Forced appreciation is a method that has been tried and tested by house flippers for generations. It involves investing in a low-cost property with significant potential, improving it in order to reach or surpass this potential, then selling it on for a profit
When flipping houses, it often works in the following way:
- Find a property that is run-down, outdated or has the potential to be extended. Ideally, this property should be situated in a desirable or “up and coming” location
- Invest time and money into repairing, decorating, renovating and generally improving the property
- Sell the property on for a value that surpasses inflation and any expenses you have incurred
These same fundamentals can be transferred across many different areas of the real estate sector.
Sometimes, something as simple as financing a basic cosmetic upgrade can be enough to transform a home’s perceived worth. The process can be even more lucrative if you are able to purchase property below its estimated market value.
Check Out Property Auctions
A great way to find low-cost, high-potential real estate is via online property auctions (like those offered through Property Solvers).
Different auction houses tend to specialise in different property types – so be sure to do your research before you get too invested.
The properties available via this kind of outlet are often foreclosures, or may have belonged to an individual who has died “intestate” (without leaving a will). Alternatively, the owners of property up for auction may be looking for a quick sale.
This means that prices tend to be lower than on the open market.
It’s worth noting that auction properties are often sold in the state in which their previous owners left them – sometimes in disrepair or full of belongings or bric a brac – so this is something you’ll need to be prepared to deal with.
You can undertake in-depth research into all available properties before the auction goes ahead, so be sure to check for structural issues and potential legal disputes.
The best properties are often the subject of “bidding wars”, which means it’s important to have a plan in place before the auction begins – including a clear idea of what your maximum offer might be.
To estimate the amount for which a property is likely to sell, you should check out the “guide prices” for each property. This is the figure at which bidding will start.
If a property in which you are interested fails to sell at auction, you may be able to come to a great deal with its owner independently.

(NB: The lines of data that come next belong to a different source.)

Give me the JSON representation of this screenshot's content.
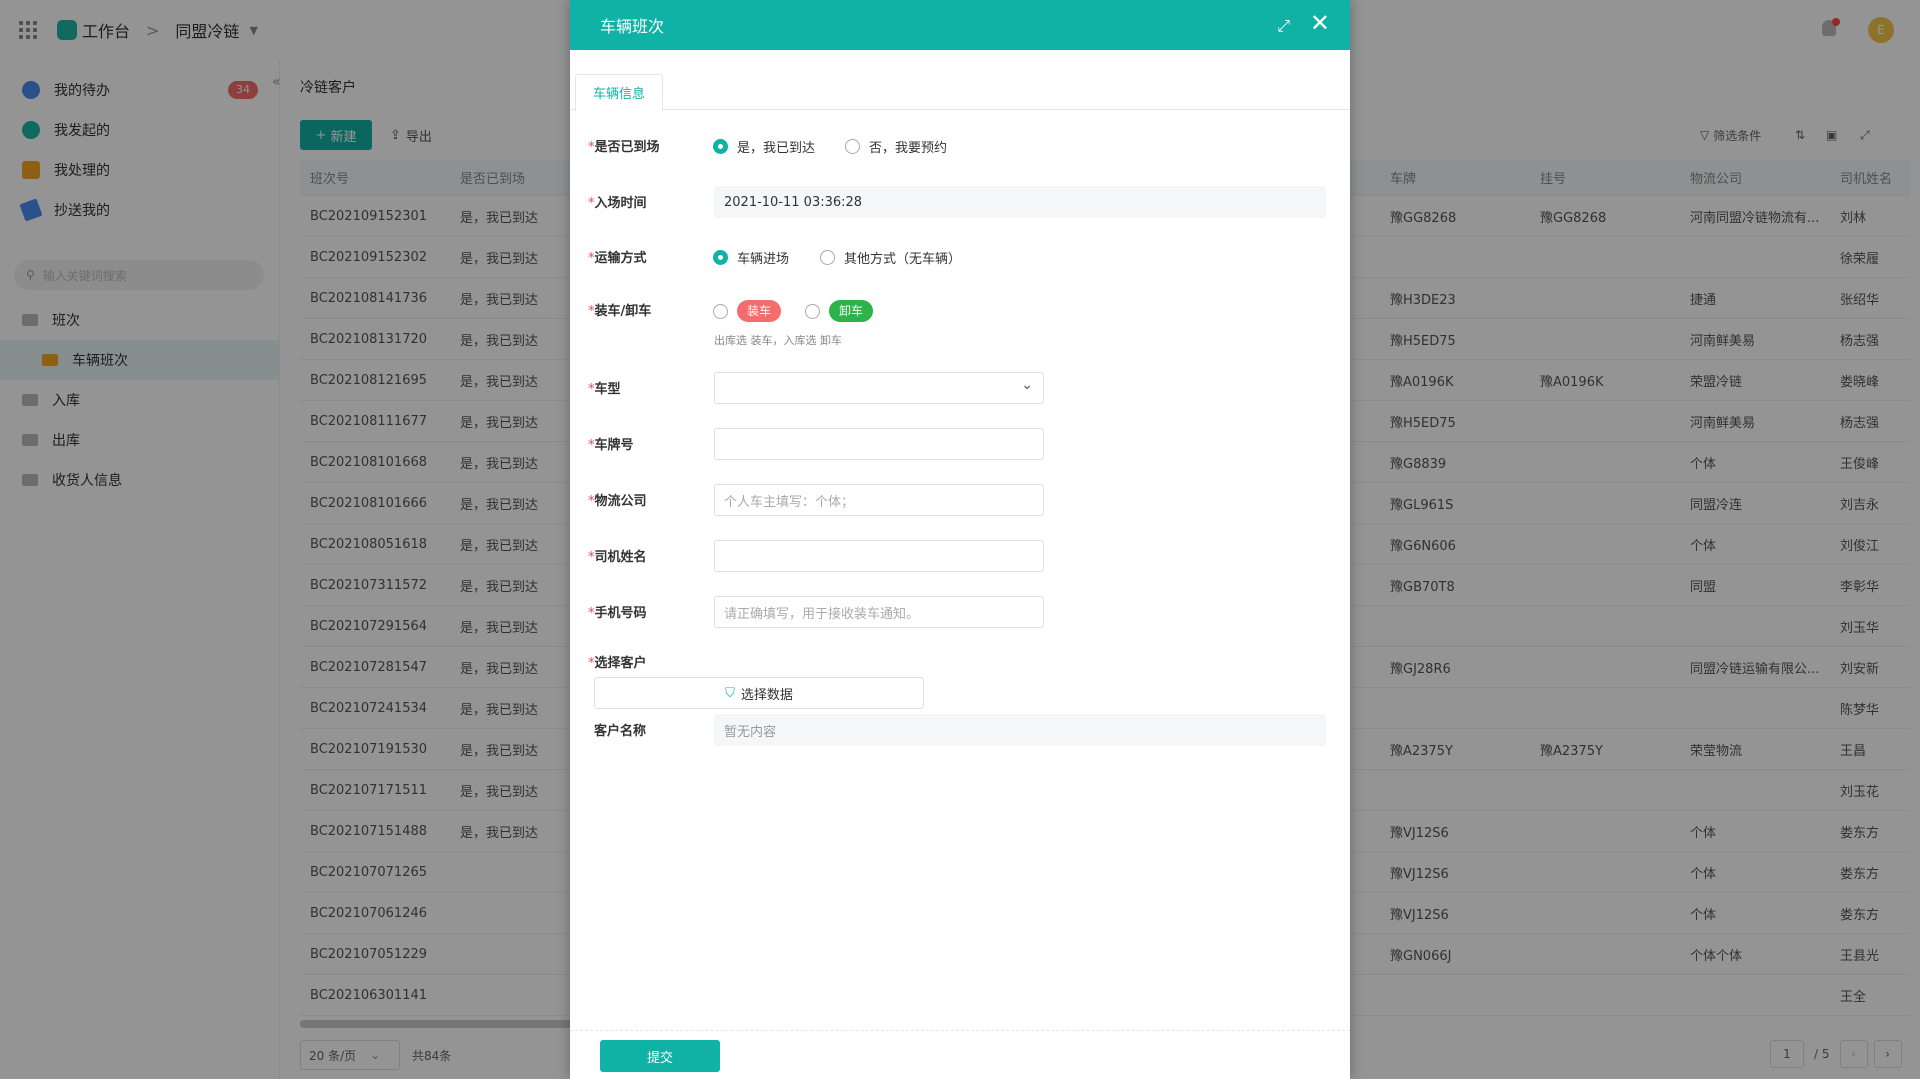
{
  "topbar": {
    "workspace": "工作台",
    "separator": ">",
    "app": "同盟冷链",
    "avatar_initial": "E"
  },
  "sidebar": {
    "items": [
      {
        "label": "我的待办",
        "badge": "34"
      },
      {
        "label": "我发起的"
      },
      {
        "label": "我处理的"
      },
      {
        "label": "抄送我的"
      }
    ],
    "search_placeholder": "输入关键词搜索",
    "tree": [
      {
        "label": "班次"
      },
      {
        "label": "车辆班次"
      },
      {
        "label": "入库"
      },
      {
        "label": "出库"
      },
      {
        "label": "收货人信息"
      }
    ]
  },
  "content": {
    "title": "冷链客户",
    "new_button": "新建",
    "export_button": "导出",
    "filter_label": "筛选条件",
    "columns": [
      "班次号",
      "是否已到场",
      "车牌",
      "挂号",
      "物流公司",
      "司机姓名"
    ],
    "rows": [
      [
        "BC202109152301",
        "是，我已到达",
        "豫GG8268",
        "豫GG8268",
        "河南同盟冷链物流有...",
        "刘林"
      ],
      [
        "BC202109152302",
        "是，我已到达",
        "",
        "",
        "",
        "徐荣履"
      ],
      [
        "BC202108141736",
        "是，我已到达",
        "豫H3DE23",
        "",
        "捷通",
        "张绍华"
      ],
      [
        "BC202108131720",
        "是，我已到达",
        "豫H5ED75",
        "",
        "河南鲜美易",
        "杨志强"
      ],
      [
        "BC202108121695",
        "是，我已到达",
        "豫A0196K",
        "豫A0196K",
        "荣盟冷链",
        "娄晓峰"
      ],
      [
        "BC202108111677",
        "是，我已到达",
        "豫H5ED75",
        "",
        "河南鲜美易",
        "杨志强"
      ],
      [
        "BC202108101668",
        "是，我已到达",
        "豫G8839",
        "",
        "个体",
        "王俊峰"
      ],
      [
        "BC202108101666",
        "是，我已到达",
        "豫GL961S",
        "",
        "同盟冷连",
        "刘吉永"
      ],
      [
        "BC202108051618",
        "是，我已到达",
        "豫G6N606",
        "",
        "个体",
        "刘俊江"
      ],
      [
        "BC202107311572",
        "是，我已到达",
        "豫GB70T8",
        "",
        "同盟",
        "李彰华"
      ],
      [
        "BC202107291564",
        "是，我已到达",
        "",
        "",
        "",
        "刘玉华"
      ],
      [
        "BC202107281547",
        "是，我已到达",
        "豫GJ28R6",
        "",
        "同盟冷链运输有限公...",
        "刘安新"
      ],
      [
        "BC202107241534",
        "是，我已到达",
        "",
        "",
        "",
        "陈梦华"
      ],
      [
        "BC202107191530",
        "是，我已到达",
        "豫A2375Y",
        "豫A2375Y",
        "荣莹物流",
        "王昌"
      ],
      [
        "BC202107171511",
        "是，我已到达",
        "",
        "",
        "",
        "刘玉花"
      ],
      [
        "BC202107151488",
        "是，我已到达",
        "豫VJ12S6",
        "",
        "个体",
        "娄东方"
      ],
      [
        "BC202107071265",
        "",
        "豫VJ12S6",
        "",
        "个体",
        "娄东方"
      ],
      [
        "BC202107061246",
        "",
        "豫VJ12S6",
        "",
        "个体",
        "娄东方"
      ],
      [
        "BC202107051229",
        "",
        "豫GN066J",
        "",
        "个体个体",
        "王县光"
      ],
      [
        "BC202106301141",
        "",
        "",
        "",
        "",
        "王全"
      ]
    ],
    "page_size": "20 条/页",
    "total": "共84条",
    "page_current": "1",
    "page_total": "/ 5"
  },
  "modal": {
    "title": "车辆班次",
    "tab": "车辆信息",
    "fields": {
      "arrived": {
        "label": "是否已到场",
        "opt_yes": "是，我已到达",
        "opt_no": "否，我要预约"
      },
      "entry_time": {
        "label": "入场时间",
        "value": "2021-10-11 03:36:28"
      },
      "transport": {
        "label": "运输方式",
        "opt_vehicle": "车辆进场",
        "opt_other": "其他方式（无车辆）"
      },
      "load": {
        "label": "装车/卸车",
        "opt_load": "装车",
        "opt_unload": "卸车",
        "hint": "出库选 装车，入库选 卸车"
      },
      "vehicle_type": {
        "label": "车型",
        "value": ""
      },
      "plate": {
        "label": "车牌号",
        "value": ""
      },
      "logistics": {
        "label": "物流公司",
        "placeholder": "个人车主填写：个体；"
      },
      "driver": {
        "label": "司机姓名",
        "value": ""
      },
      "phone": {
        "label": "手机号码",
        "placeholder": "请正确填写，用于接收装车通知。"
      },
      "customer": {
        "label": "选择客户",
        "button": "选择数据"
      },
      "customer_name": {
        "label": "客户名称",
        "value": "暂无内容"
      }
    },
    "submit": "提交"
  },
  "colors": {
    "accent": "#10b2a6",
    "load_tag": "#f56c6c",
    "unload_tag": "#2db34a"
  }
}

Remember: placing a winning bid amounts to a legally binding agreement, so it’s important to be totally confident before you make an offer.

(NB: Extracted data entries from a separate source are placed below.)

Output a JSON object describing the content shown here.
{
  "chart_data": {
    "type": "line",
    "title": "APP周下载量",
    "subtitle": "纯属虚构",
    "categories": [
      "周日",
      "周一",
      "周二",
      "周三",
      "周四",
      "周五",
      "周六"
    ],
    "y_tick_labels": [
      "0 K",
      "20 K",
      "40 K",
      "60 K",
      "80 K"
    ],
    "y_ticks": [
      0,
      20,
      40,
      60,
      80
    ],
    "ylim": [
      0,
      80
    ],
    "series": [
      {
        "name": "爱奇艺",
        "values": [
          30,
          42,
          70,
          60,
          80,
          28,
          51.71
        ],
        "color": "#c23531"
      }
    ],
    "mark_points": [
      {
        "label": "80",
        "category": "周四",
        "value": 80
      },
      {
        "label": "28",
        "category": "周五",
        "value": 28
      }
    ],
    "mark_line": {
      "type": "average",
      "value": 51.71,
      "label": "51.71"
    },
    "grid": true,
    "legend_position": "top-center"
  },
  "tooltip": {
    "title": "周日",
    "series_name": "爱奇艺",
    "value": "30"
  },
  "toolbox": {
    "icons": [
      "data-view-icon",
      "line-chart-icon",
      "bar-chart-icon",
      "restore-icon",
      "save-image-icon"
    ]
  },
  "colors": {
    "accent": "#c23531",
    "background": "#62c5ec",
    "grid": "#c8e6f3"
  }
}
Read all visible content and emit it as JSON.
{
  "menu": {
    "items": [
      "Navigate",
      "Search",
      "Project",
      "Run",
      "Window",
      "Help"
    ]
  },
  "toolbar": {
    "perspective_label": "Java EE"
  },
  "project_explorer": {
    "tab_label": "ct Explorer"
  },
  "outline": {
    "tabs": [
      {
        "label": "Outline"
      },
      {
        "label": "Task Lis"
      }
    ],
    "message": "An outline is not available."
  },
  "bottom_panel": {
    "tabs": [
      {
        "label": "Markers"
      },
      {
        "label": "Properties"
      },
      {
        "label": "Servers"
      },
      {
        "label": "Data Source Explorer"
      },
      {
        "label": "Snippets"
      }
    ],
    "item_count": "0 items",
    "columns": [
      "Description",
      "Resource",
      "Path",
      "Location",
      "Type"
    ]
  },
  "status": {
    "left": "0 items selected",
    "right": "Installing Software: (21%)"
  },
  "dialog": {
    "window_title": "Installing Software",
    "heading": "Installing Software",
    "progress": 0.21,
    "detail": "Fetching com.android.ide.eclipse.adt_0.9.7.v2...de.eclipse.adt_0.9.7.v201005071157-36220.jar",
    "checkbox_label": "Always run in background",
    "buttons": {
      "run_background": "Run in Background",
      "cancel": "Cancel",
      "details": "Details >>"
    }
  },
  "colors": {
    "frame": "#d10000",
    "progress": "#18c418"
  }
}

Build from a Simple, Strong Foundation
While ambition is important in the world of real estate investment, you always need to have something to fall back on. Starting small and building from there will enable you to develop a healthy relationship with risk.
If you’re just starting out, it’s usually advisable to invest in a single property. Once that property is at a stage where it is providing you with a regular income, and once all of your processes are well-organized, you may consider making further investments.

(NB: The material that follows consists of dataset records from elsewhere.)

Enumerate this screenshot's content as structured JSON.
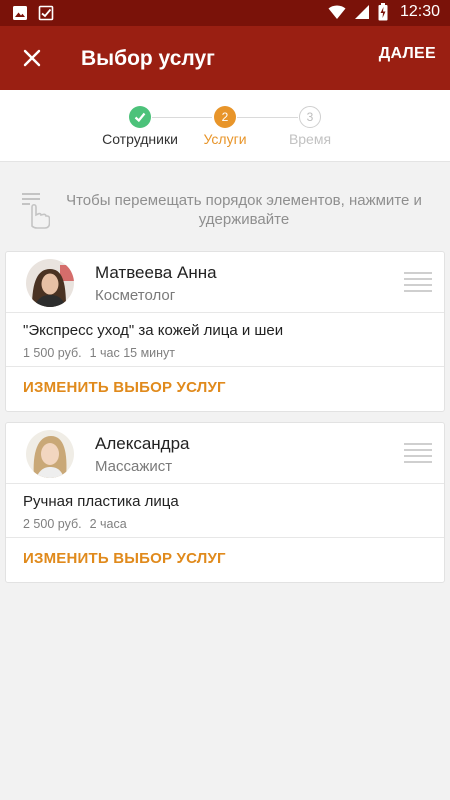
{
  "status_bar": {
    "time": "12:30",
    "icons": [
      "image-icon",
      "checkbox-icon",
      "wifi-icon",
      "signal-icon",
      "battery-charging-icon"
    ]
  },
  "app_bar": {
    "title": "Выбор услуг",
    "next_label": "ДАЛЕЕ",
    "close_icon": "close-icon",
    "color": "#9a1f12"
  },
  "stepper": {
    "steps": [
      {
        "label": "Сотрудники",
        "number": "1",
        "state": "done",
        "color": "#4cc27a"
      },
      {
        "label": "Услуги",
        "number": "2",
        "state": "active",
        "color": "#e8952a"
      },
      {
        "label": "Время",
        "number": "3",
        "state": "pending",
        "color": "#cccccc"
      }
    ]
  },
  "hint": {
    "text": "Чтобы перемещать порядок элементов, нажмите и удерживайте",
    "icon": "touch-hold-icon"
  },
  "cards": [
    {
      "employee": {
        "name": "Матвеева Анна",
        "role": "Косметолог"
      },
      "service": {
        "name": "\"Экспресс уход\" за кожей лица и шеи",
        "price": "1 500 руб.",
        "duration": "1 час 15 минут"
      },
      "change_label": "ИЗМЕНИТЬ ВЫБОР УСЛУГ"
    },
    {
      "employee": {
        "name": "Александра",
        "role": "Массажист"
      },
      "service": {
        "name": "Ручная пластика лица",
        "price": "2 500 руб.",
        "duration": "2 часа"
      },
      "change_label": "ИЗМЕНИТЬ ВЫБОР УСЛУГ"
    }
  ],
  "colors": {
    "accent": "#e08a1c",
    "status_bar": "#7a1209",
    "background": "#f2f2f2"
  }
}
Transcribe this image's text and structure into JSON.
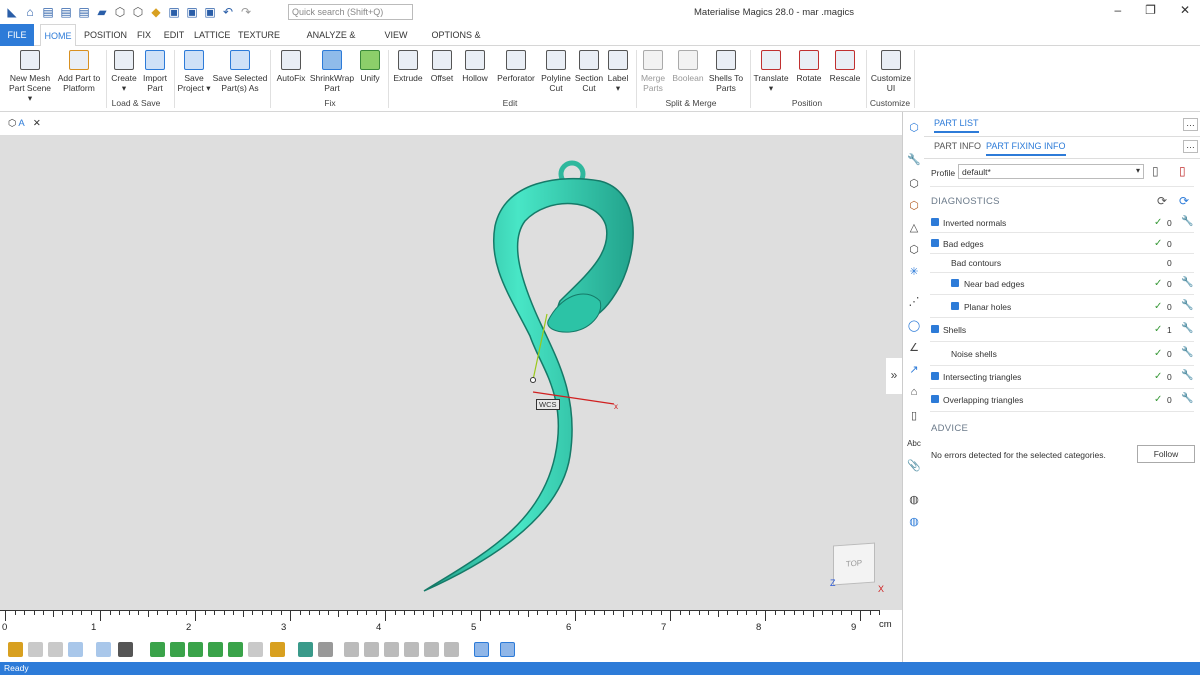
{
  "app": {
    "window_title": "Materialise Magics 28.0 - mar .magics",
    "search_placeholder": "Quick search (Shift+Q)",
    "status": "Ready"
  },
  "menu": [
    "FILE",
    "HOME",
    "POSITION",
    "FIX",
    "EDIT",
    "LATTICE",
    "TEXTURE",
    "ANALYZE & REPORT",
    "VIEW",
    "OPTIONS & HELP"
  ],
  "ribbon": {
    "buttons": [
      {
        "l1": "New Mesh",
        "l2": "Part Scene ▾"
      },
      {
        "l1": "Add Part to",
        "l2": "Platform"
      },
      {
        "l1": "Create",
        "l2": "▾"
      },
      {
        "l1": "Import",
        "l2": "Part"
      },
      {
        "l1": "Save",
        "l2": "Project ▾"
      },
      {
        "l1": "Save Selected",
        "l2": "Part(s) As"
      },
      {
        "l1": "AutoFix",
        "l2": ""
      },
      {
        "l1": "ShrinkWrap",
        "l2": "Part"
      },
      {
        "l1": "Unify",
        "l2": ""
      },
      {
        "l1": "Extrude",
        "l2": ""
      },
      {
        "l1": "Offset",
        "l2": ""
      },
      {
        "l1": "Hollow",
        "l2": ""
      },
      {
        "l1": "Perforator",
        "l2": ""
      },
      {
        "l1": "Polyline",
        "l2": "Cut"
      },
      {
        "l1": "Section",
        "l2": "Cut"
      },
      {
        "l1": "Label",
        "l2": "▾"
      },
      {
        "l1": "Merge",
        "l2": "Parts"
      },
      {
        "l1": "Boolean",
        "l2": ""
      },
      {
        "l1": "Shells To",
        "l2": "Parts"
      },
      {
        "l1": "Translate",
        "l2": "▾"
      },
      {
        "l1": "Rotate",
        "l2": ""
      },
      {
        "l1": "Rescale",
        "l2": ""
      },
      {
        "l1": "Customize",
        "l2": "UI"
      }
    ],
    "groups": [
      "Load & Save",
      "Fix",
      "Edit",
      "Split & Merge",
      "Position",
      "Customize"
    ]
  },
  "document_tab": "A",
  "viewport": {
    "wcs_label": "WCS",
    "cube_label": "TOP"
  },
  "ruler": {
    "ticks": [
      "0",
      "1",
      "2",
      "3",
      "4",
      "5",
      "6",
      "7",
      "8",
      "9"
    ],
    "unit": "cm"
  },
  "panel": {
    "tab_part_list": "PART LIST",
    "tab_part_info": "PART INFO",
    "tab_part_fixing": "PART FIXING INFO",
    "profile_label": "Profile",
    "profile_value": "default*",
    "diagnostics_title": "DIAGNOSTICS",
    "rows": [
      {
        "label": "Inverted normals",
        "count": "0",
        "check": "✓"
      },
      {
        "label": "Bad edges",
        "count": "0",
        "check": "✓"
      },
      {
        "label": "Bad contours",
        "count": "0",
        "check": ""
      },
      {
        "label": "Near bad edges",
        "count": "0",
        "check": "✓"
      },
      {
        "label": "Planar holes",
        "count": "0",
        "check": "✓"
      },
      {
        "label": "Shells",
        "count": "1",
        "check": "✓"
      },
      {
        "label": "Noise shells",
        "count": "0",
        "check": "✓"
      },
      {
        "label": "Intersecting triangles",
        "count": "0",
        "check": "✓"
      },
      {
        "label": "Overlapping triangles",
        "count": "0",
        "check": "✓"
      }
    ],
    "advice_title": "ADVICE",
    "advice_text": "No errors detected for the selected categories.",
    "follow_label": "Follow"
  },
  "colors": {
    "accent": "#2d7bd8",
    "model": "#3ed6b8"
  }
}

Make sure you understand every element of each investment before you take the next step – including liabilities and insurance, then move on carefully and conscientiously.
The above tips should provide ample guidance to anyone hoping to succeed in the world of real estate investment. Whatever the size or type of portfolio you may have, it’s vital to be clear on:
- The intended nature of your investments
- Your portfolio’s appreciation potential
- Your access to lucrative new opportunities
- Your relationship with risk
Once you have all of these factors in hand, favourable outcomes will be much more likely.